In battleground Georgia, some poor people see no reason to vote. That decision could sway election
MACON — Sabrina Friday scanned the room at Mother’s Nest, an organization in Macon that provides baby supplies, training, food and housing to mothers in need, and she asked how many planned to vote. Of the 30, mostly women, six raised their hands.
Located about 80 miles south of Atlanta, Bibb County is the kind of place where Vice President Kamala Harris would need to run up her margin in order to defeat Donald Trump in this year’s election, a strategy that helped Biden win the state four years ago as he promised to lift up Black Americans. It won’t be easy: Bibb County never recovered all the jobs lost during the pandemic, and Labor Department data show it had more jobs in 2019 under Trump than it does now.
While Harris has excited Black voters in and around Atlanta, with its wealthier and better-educated electorate, interviews in Bibb County suggest voters living in far worse circumstances are not moved by the historic nature of her candidacy. Democrats won the county by a 2-1 margin in 2020, and Republicans are increasingly confident they can erode Democrats’ historic advantage of winning roughly 90% of all Black votes.

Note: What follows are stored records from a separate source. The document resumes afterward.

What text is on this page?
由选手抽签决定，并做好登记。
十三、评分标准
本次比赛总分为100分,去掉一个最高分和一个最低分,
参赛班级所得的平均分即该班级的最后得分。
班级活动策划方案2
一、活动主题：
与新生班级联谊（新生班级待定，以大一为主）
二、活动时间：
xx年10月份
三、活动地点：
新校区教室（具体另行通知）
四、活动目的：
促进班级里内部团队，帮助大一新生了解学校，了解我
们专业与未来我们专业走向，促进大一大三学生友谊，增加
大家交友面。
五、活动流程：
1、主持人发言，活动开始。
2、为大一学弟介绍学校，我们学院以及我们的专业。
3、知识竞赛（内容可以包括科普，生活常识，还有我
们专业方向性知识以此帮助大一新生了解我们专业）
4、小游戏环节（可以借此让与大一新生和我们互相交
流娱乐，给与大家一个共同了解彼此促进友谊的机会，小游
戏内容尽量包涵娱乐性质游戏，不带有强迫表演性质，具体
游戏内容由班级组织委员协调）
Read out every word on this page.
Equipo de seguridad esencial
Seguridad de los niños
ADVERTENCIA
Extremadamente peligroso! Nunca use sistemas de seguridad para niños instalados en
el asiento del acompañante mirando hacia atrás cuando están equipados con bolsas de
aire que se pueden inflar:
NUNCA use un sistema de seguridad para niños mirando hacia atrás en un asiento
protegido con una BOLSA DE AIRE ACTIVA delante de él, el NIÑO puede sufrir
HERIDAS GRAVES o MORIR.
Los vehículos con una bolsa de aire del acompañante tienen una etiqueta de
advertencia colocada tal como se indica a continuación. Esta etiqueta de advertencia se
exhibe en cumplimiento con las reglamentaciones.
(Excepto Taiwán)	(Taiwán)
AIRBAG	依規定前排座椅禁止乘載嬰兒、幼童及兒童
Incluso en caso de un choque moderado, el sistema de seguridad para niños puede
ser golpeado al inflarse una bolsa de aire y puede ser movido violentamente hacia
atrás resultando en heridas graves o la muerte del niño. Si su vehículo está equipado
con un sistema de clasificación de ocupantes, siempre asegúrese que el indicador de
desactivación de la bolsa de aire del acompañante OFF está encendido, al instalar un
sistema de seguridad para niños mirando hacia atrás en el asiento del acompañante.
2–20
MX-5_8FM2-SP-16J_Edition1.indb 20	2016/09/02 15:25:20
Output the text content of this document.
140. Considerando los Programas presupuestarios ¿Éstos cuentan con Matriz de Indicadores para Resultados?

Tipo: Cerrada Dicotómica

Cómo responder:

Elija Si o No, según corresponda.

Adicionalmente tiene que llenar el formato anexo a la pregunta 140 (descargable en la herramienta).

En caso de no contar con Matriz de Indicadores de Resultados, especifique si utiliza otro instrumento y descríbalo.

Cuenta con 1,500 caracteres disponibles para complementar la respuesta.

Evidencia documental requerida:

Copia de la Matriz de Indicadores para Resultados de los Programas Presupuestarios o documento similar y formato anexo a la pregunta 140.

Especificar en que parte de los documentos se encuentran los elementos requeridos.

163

The Harris campaign is relying on having staff on the ground. It has six people in its Macon office and has been canvassing across the region, including lower-income and rural areas. The campaign believes lower-income voters receive most of their news and information on mobile devices and can be reached by its $200 million digital ad push.
But the more nonurban parts of Georgia are only part of the electoral puzzle. It’s a dramatically different story in Atlanta and its vote-rich suburbs where enthusiasm runs high for both Harris and Trump, although often divided by race. Caleb Cage, 21, a religion major at Morehouse, said he’d seen the excitement rise for the vice president “especially among people in my particular demographic, young people.” Cage is voting absentee in his home state of Maryland.
Malcolm Patterson, a 21-year-old junior finance major at Morehouse from Marietta, Georgia, was at the event to support the activity, adding he was already registered. In interviews with dozens of single moms, grandmothers and some men, it was clear that the campaigns are not addressing their problems.